The body’s own cells have surface proteins, too. However, the immune system does not defend against them, because it has already learned at an earlier stage that these cell proteins are “self.” If the immune system identifies the cells of its own body as “non-self,” it is called an autoimmune reaction.

In the previous section I describe an ability using signing or hashing, which we might be able use to decide on which substances are “self” and which are “non-self” in a product but how can computers handle “self” items, which come back identified as “non-self” and what defenses can the SDL employ for an autoimmune reaction? This area certainly has some intriguing questions, which could foster a whole new area of research.

Innate immune system

There are two main parts of the immune system: the innate and the adaptive immune system.

The evolutionary older innate immune system provides a general defense against pathogens, so it is also called the nonspecific immune system. It works mostly at the level of immune cells like “scavenger cells” or “killer cells.” These cells mostly fight against bacterial infections. Some of these defensive cells are called macrophages and they constantly patrol your body, destroying germs as soon as they enter. Tumor Necrosis Factor (TNF) is also produced by macrophages. It is able to kill tumor cells, and it also promotes the creation of new blood vessels so it is important to healing. This is your ‘natural’ or inborn immunity. But if an infection begins to take hold, your body fights back with an even more powerful defenses of T- and B-cells. They give you acquired immunity, so that the same germ can never make you as ill again. We will talk about this more in the next section when we address the adaptive immune system.

How can we create processes or threads which take on capabilities similar to “scavenger” or “killer” cells? Can we develop intelligent modules that seek out “non-self” modules and destroy them?  How would we go about destroying these “non-self” modules, especially if they may only be an infected part of some otherwise productive and necessary module? This again could be another place of research interest that might produce some very beneficial results.

Adaptive immune system

In the adaptive immune system, particular agents like the so-called antibodies target very specific pathogens that the body has already had contact with. That is why this is also called a learned defense or a specific immune response. By constantly adapting and learning the body can also fight against bacteria or viruses that change over time.

In the parallel of the adaptive immune system in the cyber world we would need to first know the basic differences between “self” and “non-self” and then we must continually learn and adapt to changes in the characteristics we use to determine these differences. Does that mean the “scavenger” or “killer” module must also be artificially intelligent?

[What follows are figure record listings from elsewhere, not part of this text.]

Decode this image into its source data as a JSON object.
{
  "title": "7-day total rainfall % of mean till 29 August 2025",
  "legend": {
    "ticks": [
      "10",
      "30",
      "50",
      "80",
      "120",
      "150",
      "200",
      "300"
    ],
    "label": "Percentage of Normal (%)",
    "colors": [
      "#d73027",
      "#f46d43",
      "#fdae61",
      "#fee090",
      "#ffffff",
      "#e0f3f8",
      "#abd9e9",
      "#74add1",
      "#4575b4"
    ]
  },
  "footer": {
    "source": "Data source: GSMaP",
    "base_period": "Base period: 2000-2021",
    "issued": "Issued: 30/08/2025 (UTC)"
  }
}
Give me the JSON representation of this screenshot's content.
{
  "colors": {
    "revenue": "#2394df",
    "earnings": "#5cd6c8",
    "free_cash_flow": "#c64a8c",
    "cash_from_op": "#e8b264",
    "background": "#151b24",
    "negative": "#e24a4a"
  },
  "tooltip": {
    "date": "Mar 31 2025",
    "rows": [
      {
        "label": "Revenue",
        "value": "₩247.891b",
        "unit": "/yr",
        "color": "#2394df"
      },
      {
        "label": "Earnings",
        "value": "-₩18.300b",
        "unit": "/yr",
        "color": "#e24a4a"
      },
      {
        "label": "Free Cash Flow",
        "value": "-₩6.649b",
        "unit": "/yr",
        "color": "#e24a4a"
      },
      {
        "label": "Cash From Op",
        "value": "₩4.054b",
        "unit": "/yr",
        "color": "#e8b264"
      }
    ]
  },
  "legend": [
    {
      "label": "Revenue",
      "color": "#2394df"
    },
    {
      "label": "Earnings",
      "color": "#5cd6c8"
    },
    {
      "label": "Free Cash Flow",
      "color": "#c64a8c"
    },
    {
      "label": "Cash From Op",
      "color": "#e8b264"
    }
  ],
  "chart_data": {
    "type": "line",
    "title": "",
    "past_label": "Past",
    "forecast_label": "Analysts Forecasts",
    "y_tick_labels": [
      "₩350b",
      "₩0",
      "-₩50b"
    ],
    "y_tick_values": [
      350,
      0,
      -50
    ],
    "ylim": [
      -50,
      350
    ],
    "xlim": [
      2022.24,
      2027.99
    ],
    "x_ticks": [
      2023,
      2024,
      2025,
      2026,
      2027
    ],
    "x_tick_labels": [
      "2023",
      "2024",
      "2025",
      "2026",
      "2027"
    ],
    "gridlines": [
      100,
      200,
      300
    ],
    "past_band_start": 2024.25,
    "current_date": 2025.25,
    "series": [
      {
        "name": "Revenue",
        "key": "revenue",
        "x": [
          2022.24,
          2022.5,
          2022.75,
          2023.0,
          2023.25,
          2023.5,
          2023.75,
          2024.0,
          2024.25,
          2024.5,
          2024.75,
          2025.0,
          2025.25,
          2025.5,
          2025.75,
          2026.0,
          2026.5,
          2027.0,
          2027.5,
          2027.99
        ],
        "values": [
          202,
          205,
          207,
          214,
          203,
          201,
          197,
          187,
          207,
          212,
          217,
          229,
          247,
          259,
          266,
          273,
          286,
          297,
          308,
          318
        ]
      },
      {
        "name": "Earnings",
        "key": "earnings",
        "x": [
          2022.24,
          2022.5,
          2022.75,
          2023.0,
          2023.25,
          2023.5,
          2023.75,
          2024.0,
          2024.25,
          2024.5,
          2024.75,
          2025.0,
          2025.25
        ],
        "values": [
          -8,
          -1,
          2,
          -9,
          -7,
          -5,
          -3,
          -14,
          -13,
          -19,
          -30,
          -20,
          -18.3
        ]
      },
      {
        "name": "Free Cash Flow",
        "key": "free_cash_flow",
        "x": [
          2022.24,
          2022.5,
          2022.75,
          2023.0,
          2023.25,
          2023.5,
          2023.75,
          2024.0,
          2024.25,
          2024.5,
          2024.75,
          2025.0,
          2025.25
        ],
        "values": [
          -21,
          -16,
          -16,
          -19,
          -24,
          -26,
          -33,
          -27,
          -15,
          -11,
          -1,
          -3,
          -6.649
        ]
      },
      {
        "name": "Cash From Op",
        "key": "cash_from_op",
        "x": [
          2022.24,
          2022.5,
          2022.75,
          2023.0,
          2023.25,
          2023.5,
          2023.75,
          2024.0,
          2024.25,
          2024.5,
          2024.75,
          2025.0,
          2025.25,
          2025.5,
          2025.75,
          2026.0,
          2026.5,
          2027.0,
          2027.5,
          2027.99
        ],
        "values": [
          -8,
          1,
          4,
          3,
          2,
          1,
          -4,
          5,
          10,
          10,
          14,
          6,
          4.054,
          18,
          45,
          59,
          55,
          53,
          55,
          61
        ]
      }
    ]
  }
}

Would this help us defeat polymorphism of malware?

The innate and adaptive immune systems do not work independently of each other. They complement each other in any reaction to a pathogen or harmful substance, and are closely connected with each other.  How is this done and could the same mechanism be modeled and applied to cyber security modules?

Layers of Defense

There many similar parallels with cyber security in other parts of the immune system. The most obvious part of the human immune system is what you can see. For example, skin is an important part of the immune system. It acts as a primary boundary between germs and your body. This is the first layer of defense. In the cyber world this skin and things like your eyes ears, nose and mouth would be represented as the trust boundary with anything external to the system. Are there more human immune system layers of defense which if modeled and adapted to cyber security could provide additional layers of defense for our products. I firmly believe that the answer is yes.